Anmol himself admits he didn’t follow the roadmap linearly. He got stuck on dynamic programming for weeks. He failed mock interviews. He felt like giving up. But he adapted: he broke DP into sub-patterns (knapsack, LCS, matrix chain) and practiced each separately. He also used the "Pomodoro technique"—25 minutes of focused problem-solving, then a 5-minute break—to maintain focus.
If you’re struggling, don’t compare your journey to someone else’s highlight reel. The 70 LPA packages you see on LinkedIn are the result of months of disciplined practice, not genius. And remember: even top performers have bad days. The key is to keep showing up.

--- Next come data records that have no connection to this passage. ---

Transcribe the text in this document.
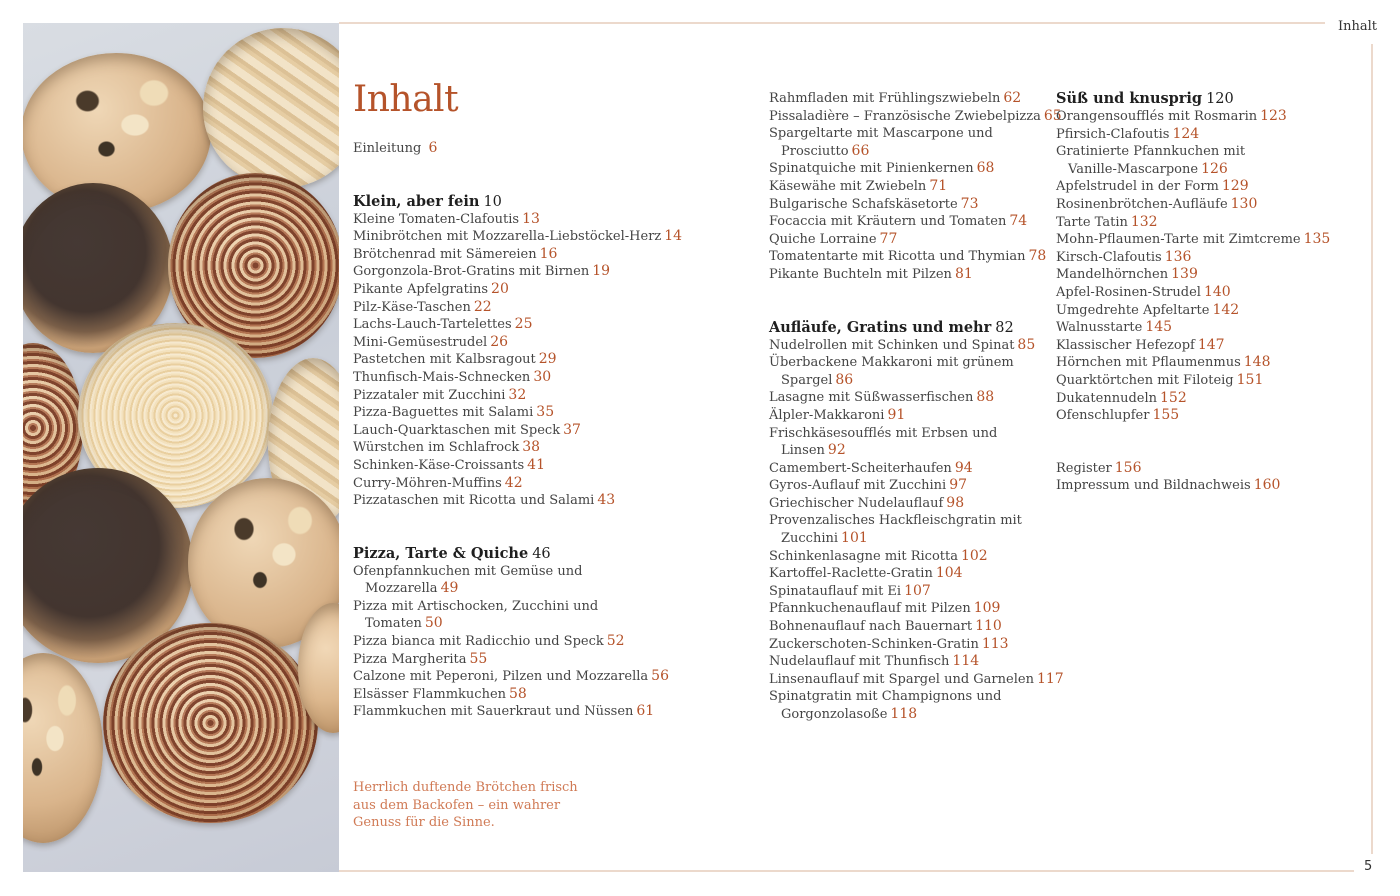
Inhalt
5
Inhalt
Einleitung 6
Klein, aber fein 10
Kleine Tomaten-Clafoutis 13
Minibrötchen mit Mozzarella-Liebstöckel-Herz 14
Brötchenrad mit Sämereien 16
Gorgonzola-Brot-Gratins mit Birnen 19
Pikante Apfelgratins 20
Pilz-Käse-Taschen 22
Lachs-Lauch-Tartelettes 25
Mini-Gemüsestrudel 26
Pastetchen mit Kalbsragout 29
Thunfisch-Mais-Schnecken 30
Pizzataler mit Zucchini 32
Pizza-Baguettes mit Salami 35
Lauch-Quarktaschen mit Speck 37
Würstchen im Schlafrock 38
Schinken-Käse-Croissants 41
Curry-Möhren-Muffins 42
Pizzataschen mit Ricotta und Salami 43
Pizza, Tarte & Quiche 46
Ofenpfannkuchen mit Gemüse und
Mozzarella 49
Pizza mit Artischocken, Zucchini und
Tomaten 50
Pizza bianca mit Radicchio und Speck 52
Pizza Margherita 55
Calzone mit Peperoni, Pilzen und Mozzarella 56
Elsässer Flammkuchen 58
Flammkuchen mit Sauerkraut und Nüssen 61
Herrlich duftende Brötchen frisch aus dem Backofen – ein wahrer Genuss für die Sinne.
Rahmfladen mit Frühlingszwiebeln 62
Pissaladière – Französische Zwiebelpizza 65
Spargeltarte mit Mascarpone und
Prosciutto 66
Spinatquiche mit Pinienkernen 68
Käsewähe mit Zwiebeln 71
Bulgarische Schafskäsetorte 73
Focaccia mit Kräutern und Tomaten 74
Quiche Lorraine 77
Tomatentarte mit Ricotta und Thymian 78
Pikante Buchteln mit Pilzen 81
Aufläufe, Gratins und mehr 82
Nudelrollen mit Schinken und Spinat 85
Überbackene Makkaroni mit grünem
Spargel 86
Lasagne mit Süßwasserfischen 88
Älpler-Makkaroni 91
Frischkäsesoufflés mit Erbsen und
Linsen 92
Camembert-Scheiterhaufen 94
Gyros-Auflauf mit Zucchini 97
Griechischer Nudelauflauf 98
Provenzalisches Hackfleischgratin mit
Zucchini 101
Schinkenlasagne mit Ricotta 102
Kartoffel-Raclette-Gratin 104
Spinatauflauf mit Ei 107
Pfannkuchenauflauf mit Pilzen 109
Bohnenauflauf nach Bauernart 110
Zuckerschoten-Schinken-Gratin 113
Nudelauflauf mit Thunfisch 114
Linsenauflauf mit Spargel und Garnelen 117
Spinatgratin mit Champignons und
Gorgonzolasoße 118
Süß und knusprig 120
Orangensoufflés mit Rosmarin 123
Pfirsich-Clafoutis 124
Gratinierte Pfannkuchen mit
Vanille-Mascarpone 126
Apfelstrudel in der Form 129
Rosinenbrötchen-Aufläufe 130
Tarte Tatin 132
Mohn-Pflaumen-Tarte mit Zimtcreme 135
Kirsch-Clafoutis 136
Mandelhörnchen 139
Apfel-Rosinen-Strudel 140
Umgedrehte Apfeltarte 142
Walnusstarte 145
Klassischer Hefezopf 147
Hörnchen mit Pflaumenmus 148
Quarktörtchen mit Filoteig 151
Dukatennudeln 152
Ofenschlupfer 155
Register 156
Impressum und Bildnachweis 160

Different Ages, Different Approaches
Just as parenting strategies change as a child grows, your DSA preparation should adapt to your experience level.
**For students and freshers (campus placements 2025-2026):**
You have the advantage of time. Start early—ideally 6-9 months before placement season. Focus on building a strong foundation in all core topics. Don’t skip the basics. Also, leverage campus resources: coding clubs, seniors’ notes, and mock placement drives. Your goal isn’t just to crack interviews but to build skills that will serve you throughout your career.
**For working professionals (job switch 2026):**
You have less time but more context. Focus on the topics most relevant to your target company. For example, Amazon emphasizes leadership principles and system design, while Google focuses on algorithmic problem-solving. Use your work experience to your advantage—mention real-world projects in your resume and interviews. Your goal is to show you can apply DSA to solve business problems, not just theoretical puzzles.
**For developers stuck at easy problems:**
You’re likely missing the "why" behind solutions. Instead of memorizing code, understand the underlying patterns. For example, many medium problems are just easy problems with a twist. If you can’t solve a medium problem, go back to the easy version and analyze what makes it harder. This metacognitive approach—thinking about your thinking—is what separates advanced learners from beginners.
The Takeaway
The core principle to remember is this: a structured roadmap beats random practice every time. You don’t need an IIT degree. You don’t need to be a competitive programming champion. You just need a clear plan, consistent effort, and the willingness to adapt when you get stuck.
One thing you can try today: pick one DSA topic you’re weak on (say, dynamic programming) and solve 3 easy problems from that topic. Write down the pattern you notice. Then, tomorrow, solve 3 medium problems. Do this for a week. You’ll be surprised how quickly your confidence grows.
And remember—every expert was once a beginner. The 70 LPA software engineer you admire started exactly where you are now. The only difference is they had a roadmap. Now you do too. Go build your future.